Há empresa que, maliciosamente, para burlar a tentativa da Agência Nacional de Aviação Civil (Anac) na busca pelo melhor conforto embarcado, varia o pitch de suas aeronaves. Voando na Gol, poderá ser possível viajar com conforto num pitch próximo de 79 centímetros ou sofrer numa aeronave com pitch reduzido. Para poder melhor implantar a sua determinação de permitir ao pretenso comprador conhecer o nível de conforto que lhe será oferecido a bordo, no momento da compra de seu bilhete aéreo, a Anac poderia exigir que cada empresa utilizasse um pitch único em todas as suas aeronaves.

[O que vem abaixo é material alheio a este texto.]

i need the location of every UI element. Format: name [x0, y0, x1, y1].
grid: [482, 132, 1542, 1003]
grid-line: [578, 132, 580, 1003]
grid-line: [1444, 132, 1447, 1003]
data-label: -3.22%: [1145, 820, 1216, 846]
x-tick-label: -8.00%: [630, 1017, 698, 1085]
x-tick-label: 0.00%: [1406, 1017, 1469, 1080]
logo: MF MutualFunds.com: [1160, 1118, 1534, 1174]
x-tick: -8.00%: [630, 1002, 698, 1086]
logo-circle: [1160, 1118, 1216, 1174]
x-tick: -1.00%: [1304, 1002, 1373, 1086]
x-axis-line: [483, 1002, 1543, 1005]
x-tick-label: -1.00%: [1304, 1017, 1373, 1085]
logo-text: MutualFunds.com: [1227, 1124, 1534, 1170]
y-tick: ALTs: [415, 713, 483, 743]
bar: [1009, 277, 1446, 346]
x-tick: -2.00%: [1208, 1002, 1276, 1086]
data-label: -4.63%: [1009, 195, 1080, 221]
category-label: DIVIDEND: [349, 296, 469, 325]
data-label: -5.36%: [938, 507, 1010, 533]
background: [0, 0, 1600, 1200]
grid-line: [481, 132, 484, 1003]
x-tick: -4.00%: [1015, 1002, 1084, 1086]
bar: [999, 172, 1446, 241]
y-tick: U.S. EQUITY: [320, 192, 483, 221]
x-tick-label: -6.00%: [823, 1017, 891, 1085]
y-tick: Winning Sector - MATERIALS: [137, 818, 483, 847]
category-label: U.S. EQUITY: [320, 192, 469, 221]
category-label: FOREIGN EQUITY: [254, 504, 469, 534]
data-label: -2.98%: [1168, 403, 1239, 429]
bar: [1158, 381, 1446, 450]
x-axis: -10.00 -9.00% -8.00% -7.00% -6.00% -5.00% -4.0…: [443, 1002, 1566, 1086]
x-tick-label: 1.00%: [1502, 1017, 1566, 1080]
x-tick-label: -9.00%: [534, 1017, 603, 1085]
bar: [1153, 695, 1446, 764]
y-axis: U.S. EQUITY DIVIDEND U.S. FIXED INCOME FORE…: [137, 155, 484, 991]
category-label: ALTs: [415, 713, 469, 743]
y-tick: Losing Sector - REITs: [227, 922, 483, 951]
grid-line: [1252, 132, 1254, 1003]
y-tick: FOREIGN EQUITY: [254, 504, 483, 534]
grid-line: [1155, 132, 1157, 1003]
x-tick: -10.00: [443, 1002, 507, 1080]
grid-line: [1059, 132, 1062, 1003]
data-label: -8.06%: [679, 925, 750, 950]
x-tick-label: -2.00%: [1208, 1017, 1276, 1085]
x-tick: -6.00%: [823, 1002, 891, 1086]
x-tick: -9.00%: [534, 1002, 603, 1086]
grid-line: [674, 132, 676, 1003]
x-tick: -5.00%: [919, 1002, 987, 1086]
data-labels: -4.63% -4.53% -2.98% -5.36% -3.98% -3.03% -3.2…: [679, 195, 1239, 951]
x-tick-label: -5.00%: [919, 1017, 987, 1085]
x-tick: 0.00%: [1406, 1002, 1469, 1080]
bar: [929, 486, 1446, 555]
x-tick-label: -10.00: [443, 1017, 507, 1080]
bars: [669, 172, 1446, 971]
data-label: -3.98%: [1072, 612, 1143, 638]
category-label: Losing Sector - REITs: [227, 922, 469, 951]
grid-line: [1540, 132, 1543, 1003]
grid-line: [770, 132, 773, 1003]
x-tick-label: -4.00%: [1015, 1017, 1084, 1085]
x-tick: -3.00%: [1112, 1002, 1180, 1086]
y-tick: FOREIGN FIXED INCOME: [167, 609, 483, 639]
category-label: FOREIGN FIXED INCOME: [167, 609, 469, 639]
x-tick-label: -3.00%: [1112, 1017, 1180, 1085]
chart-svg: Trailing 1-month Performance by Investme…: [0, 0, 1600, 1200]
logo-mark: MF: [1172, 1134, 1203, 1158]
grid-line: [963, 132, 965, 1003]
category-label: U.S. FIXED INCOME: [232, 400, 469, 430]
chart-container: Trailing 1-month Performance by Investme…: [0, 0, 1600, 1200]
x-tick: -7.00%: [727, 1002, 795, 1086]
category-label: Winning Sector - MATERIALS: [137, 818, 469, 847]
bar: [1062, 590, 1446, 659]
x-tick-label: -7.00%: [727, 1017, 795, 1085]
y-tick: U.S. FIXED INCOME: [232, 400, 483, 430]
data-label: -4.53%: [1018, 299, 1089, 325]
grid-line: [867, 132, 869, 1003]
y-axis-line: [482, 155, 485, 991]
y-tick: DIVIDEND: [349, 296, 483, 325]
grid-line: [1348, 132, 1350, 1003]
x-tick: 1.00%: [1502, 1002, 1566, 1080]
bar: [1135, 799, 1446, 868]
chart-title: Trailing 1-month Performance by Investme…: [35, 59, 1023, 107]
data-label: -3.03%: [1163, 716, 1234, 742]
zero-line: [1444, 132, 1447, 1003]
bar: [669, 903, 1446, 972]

Ainda sobre o pitch, para compensar a guerra de preço que impera no mercado, houve empresa que resolveu cobrar adicional no preço da passagem pela ocupação dos assentos da primeira fileira e das fileiras que dão acesso às saídas de emergência. Parece que uma reclamação de cliente motivou a penalização de uma empresa que tentou inovar nessa modalidade.
Houve época em que as aeronaves do segmento doméstico tinham duas classes. Os primeiros assentos tinham uma separação maior e os demais eram adequados. Essa prática ainda está em vigor nas aeronaves da empresa Azul, se bem que a separação dos seus demais assentos de 79 centímetros é bastante confortável.
Nos dias atuais, a substituição da conquista de passageiros pela qualidade de seus serviços por uma guerra de preços caiu no gosto de novos viajantes. Longas filas nos check-ins, salas de embarque abarrotadas, atrasos e cancelamentos e uma falta de conforto a bordo minaram o prazer de voar. Virou coisa do passado.
Serviço de bordo de alguns anos atrás em nada lembra o que é servido hoje em aeronaves de empresas de 'baixo custo'.